Many people today view religion as either fanatical or fanciful. This book of essays by committed believers offers an alternative: “sensible religion.” Lewis claims that religious belief, when it is self-critical, is reasonable. Religion is also sensible when it is sensitive, “being mindful of the views of others and responsive to the world around us, both individually and collectively.”

Most of the contributors accept Lewis’s definition. Tim Winter, however, refers to three contemporary Muslim “role-models for millions”: Fethullah Gülen, named by the journal Prospect in 2008 as the “world’s leading public intellectual”; the Indonesian Abdurrahman Wahid (d. 2009); and Abdus Sattar Edi (sometimes called “Pakistan’s Mother Teresa”). None of them are “conventionally ‘sensible.’” “They have been risk-taking, boundary-breaking heroes of faith.” Winter adds, “Moses tapping the Red Sea with his staff, Jesus choosing the road to Jerusalem, Muhammad accepting persecution” were hardly sensible. Saints and mystics were often “strangers in a strange land.”

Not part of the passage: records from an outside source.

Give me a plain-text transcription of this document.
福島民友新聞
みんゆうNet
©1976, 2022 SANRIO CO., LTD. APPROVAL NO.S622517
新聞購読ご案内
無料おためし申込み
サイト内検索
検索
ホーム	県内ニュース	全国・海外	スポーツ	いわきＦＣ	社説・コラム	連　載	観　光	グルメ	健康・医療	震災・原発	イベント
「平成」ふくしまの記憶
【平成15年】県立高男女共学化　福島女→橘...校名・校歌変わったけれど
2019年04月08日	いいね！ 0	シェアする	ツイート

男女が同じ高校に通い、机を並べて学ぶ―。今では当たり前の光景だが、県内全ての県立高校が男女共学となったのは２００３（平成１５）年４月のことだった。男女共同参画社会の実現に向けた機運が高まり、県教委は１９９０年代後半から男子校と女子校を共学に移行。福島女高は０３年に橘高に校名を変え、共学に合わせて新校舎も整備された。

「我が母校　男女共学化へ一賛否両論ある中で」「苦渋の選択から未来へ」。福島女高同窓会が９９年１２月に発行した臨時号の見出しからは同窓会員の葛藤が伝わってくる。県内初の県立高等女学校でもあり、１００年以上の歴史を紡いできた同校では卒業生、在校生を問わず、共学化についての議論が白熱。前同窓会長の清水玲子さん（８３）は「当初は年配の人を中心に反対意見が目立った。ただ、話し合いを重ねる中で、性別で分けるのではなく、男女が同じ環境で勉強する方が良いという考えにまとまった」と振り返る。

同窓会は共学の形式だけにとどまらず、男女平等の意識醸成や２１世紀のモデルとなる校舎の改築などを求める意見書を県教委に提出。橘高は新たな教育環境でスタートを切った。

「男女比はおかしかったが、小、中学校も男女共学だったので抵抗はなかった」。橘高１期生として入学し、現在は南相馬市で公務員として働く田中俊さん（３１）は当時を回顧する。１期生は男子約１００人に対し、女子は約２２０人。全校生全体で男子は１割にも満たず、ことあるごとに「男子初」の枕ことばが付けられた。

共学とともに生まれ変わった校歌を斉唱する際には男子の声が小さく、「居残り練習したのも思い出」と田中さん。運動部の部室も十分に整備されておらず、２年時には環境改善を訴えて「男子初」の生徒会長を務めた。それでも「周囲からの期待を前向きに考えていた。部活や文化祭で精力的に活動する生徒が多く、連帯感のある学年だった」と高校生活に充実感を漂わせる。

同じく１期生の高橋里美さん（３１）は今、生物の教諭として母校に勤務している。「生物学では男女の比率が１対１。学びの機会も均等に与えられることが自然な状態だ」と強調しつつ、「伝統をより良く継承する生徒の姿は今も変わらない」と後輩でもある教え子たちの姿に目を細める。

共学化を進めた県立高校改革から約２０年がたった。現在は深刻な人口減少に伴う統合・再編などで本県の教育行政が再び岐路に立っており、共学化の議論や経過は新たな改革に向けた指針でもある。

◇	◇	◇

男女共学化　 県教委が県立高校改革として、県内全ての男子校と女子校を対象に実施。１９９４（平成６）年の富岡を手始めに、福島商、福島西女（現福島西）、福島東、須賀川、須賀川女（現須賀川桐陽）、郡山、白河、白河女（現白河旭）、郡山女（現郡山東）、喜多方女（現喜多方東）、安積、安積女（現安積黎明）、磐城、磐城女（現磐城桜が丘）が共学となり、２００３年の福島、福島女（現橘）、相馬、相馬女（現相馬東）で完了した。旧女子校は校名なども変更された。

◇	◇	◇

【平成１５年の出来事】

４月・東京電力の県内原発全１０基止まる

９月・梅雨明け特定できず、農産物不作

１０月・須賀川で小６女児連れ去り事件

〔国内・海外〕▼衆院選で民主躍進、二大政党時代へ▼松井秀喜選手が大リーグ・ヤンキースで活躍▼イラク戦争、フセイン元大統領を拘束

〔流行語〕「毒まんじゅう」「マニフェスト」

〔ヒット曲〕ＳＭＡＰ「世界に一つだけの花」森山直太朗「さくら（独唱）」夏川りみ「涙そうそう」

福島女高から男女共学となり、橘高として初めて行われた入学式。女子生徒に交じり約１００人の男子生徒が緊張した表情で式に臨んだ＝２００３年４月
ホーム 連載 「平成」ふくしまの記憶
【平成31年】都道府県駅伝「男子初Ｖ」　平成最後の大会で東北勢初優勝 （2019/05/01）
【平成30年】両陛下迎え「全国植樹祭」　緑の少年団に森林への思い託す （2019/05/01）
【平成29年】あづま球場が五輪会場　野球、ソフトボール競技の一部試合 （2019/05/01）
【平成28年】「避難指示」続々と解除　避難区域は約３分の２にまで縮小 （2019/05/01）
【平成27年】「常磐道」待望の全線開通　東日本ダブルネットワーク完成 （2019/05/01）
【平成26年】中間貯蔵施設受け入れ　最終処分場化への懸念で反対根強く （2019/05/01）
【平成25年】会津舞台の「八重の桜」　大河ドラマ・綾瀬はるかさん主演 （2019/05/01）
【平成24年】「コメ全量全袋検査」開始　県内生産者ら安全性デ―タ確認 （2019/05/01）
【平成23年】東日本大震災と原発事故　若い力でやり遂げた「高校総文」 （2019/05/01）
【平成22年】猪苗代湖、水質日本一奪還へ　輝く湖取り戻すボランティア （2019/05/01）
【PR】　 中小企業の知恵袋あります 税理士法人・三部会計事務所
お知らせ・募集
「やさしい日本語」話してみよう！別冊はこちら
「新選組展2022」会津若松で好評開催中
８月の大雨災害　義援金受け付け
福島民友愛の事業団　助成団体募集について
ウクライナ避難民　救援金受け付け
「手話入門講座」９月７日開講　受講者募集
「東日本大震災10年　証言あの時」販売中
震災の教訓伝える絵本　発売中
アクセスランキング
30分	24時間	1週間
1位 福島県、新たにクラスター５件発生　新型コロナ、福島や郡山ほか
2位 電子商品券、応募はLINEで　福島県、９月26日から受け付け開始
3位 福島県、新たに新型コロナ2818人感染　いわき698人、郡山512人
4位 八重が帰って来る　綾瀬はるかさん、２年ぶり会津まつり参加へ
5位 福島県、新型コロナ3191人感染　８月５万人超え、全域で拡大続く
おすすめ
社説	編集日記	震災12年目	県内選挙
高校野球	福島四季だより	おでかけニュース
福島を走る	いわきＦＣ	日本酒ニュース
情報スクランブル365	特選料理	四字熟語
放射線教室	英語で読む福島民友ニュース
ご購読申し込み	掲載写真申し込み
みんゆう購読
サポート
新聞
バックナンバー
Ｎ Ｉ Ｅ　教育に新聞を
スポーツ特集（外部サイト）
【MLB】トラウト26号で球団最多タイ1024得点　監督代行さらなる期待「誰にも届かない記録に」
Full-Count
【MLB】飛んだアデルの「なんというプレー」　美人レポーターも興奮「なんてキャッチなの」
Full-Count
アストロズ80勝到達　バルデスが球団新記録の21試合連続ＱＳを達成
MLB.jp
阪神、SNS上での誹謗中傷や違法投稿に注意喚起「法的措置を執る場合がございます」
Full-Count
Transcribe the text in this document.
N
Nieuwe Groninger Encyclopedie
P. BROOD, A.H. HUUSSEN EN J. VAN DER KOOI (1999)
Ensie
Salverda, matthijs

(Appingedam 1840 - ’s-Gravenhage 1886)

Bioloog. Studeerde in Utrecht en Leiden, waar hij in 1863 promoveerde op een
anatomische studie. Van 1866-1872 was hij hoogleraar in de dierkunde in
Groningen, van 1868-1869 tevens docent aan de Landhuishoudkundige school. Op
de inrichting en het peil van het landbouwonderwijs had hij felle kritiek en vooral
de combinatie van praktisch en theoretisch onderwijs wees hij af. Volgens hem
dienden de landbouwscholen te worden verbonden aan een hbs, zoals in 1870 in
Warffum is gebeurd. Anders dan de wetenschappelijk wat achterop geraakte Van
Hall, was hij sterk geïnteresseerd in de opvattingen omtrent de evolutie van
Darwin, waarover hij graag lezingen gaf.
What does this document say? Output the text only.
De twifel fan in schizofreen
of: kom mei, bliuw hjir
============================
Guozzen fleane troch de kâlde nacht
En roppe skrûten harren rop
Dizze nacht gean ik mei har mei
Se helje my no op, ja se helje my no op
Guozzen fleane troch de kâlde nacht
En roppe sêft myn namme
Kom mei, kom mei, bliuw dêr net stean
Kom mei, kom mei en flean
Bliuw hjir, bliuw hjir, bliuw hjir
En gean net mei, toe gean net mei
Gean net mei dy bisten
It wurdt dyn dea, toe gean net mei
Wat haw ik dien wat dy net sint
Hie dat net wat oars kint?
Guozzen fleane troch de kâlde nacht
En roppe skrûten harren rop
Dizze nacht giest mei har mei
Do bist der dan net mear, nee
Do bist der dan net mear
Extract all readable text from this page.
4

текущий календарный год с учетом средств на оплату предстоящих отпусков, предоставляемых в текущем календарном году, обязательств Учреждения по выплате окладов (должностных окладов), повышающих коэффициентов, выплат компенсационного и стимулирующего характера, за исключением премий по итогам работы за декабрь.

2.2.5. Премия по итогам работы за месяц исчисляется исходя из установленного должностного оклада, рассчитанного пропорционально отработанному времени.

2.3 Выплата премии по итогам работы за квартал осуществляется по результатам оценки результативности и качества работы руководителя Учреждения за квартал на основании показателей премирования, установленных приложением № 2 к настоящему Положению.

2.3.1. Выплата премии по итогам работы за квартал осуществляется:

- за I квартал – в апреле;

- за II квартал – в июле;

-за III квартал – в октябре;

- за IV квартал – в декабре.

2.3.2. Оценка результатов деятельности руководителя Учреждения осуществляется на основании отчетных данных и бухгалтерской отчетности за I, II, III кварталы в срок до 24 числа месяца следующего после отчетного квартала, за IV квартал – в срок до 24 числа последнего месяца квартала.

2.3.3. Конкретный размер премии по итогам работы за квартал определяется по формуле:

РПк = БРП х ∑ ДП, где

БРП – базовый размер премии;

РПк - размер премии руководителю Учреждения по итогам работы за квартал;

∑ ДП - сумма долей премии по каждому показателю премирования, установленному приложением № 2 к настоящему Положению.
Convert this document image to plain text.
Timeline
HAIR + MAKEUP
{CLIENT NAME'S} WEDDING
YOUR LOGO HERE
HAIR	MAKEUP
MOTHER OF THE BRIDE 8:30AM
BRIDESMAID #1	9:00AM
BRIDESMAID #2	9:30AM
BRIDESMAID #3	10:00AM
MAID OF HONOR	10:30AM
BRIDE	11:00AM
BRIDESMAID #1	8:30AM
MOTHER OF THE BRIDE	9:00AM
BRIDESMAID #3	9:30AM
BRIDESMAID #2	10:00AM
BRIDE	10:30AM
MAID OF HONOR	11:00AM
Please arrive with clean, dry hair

Keith Ward challenges the widespread stereotype that “atheism is reasonable whereas religious faith is unreasonable.” Most major European philosophers have believed in God for rational reasons and have held that reason is trustworthy. Many decisions are based on good evidence rather than absolute certainty. A broader and more supple definition of reasonable belief is needed. “It is not helpful to think of ‘reason’ as a faculty which tells us truths . . . Reasonableness is more a matter of the way in which we hold our beliefs rather than a way of deciding which beliefs are true.” Ward then gives reasonable (but not entirely orthodox) explanations of central Christian beliefs in Incarnation, the Trinity, and Atonement.

To the charge that religion encourages extremism, Michael Lerner, a Progressive rabbi who is editor of Tikkun Magazine, gives a strong defense of “A sensible Judaism of Love,” which he contrasts with “Settler Judaism,” a theology of domination. He warns of Israel’s becoming an idol or “a holy body” instead of being “‘a body of faith’ whose task as a kingdom of priests is to make a habitation for the divine presence.” His chapter—like Dawoud el-Alami’s “Reclaiming Jihad” or Dharmachari Subhuti’s “Is Buddhism Sensible?”—highlights the fact that the struggle for sensible religion is often a struggle against fellow believers rather than nonbelievers, which carries with it the assumption that we are sensible and they are not. Likewise, some chapters suggest [End Page 349] that women were oppressed in faith communities because men ignored their religion’s original teaching.

I was particularly interested by Anantanand Rambachan’s nine-point summary of the social implications of Advaita Hinduism. “Seeing oneself in all, and freedom from greed are powerful sources of motivation for devoting our energies to the service of others.” They encourage “a deep sense of human community that transcends all boundaries.” All the essays serve this noble purpose.

At one dialogue meeting someone asked, “Would you die for your religion?” Thankfully, no one would kill for sensible religion, but would one be prepared to be killed for it? Was Bonhoeffer sensible?

Marcus Braybrooke
World Congress of Faiths, London, U.K.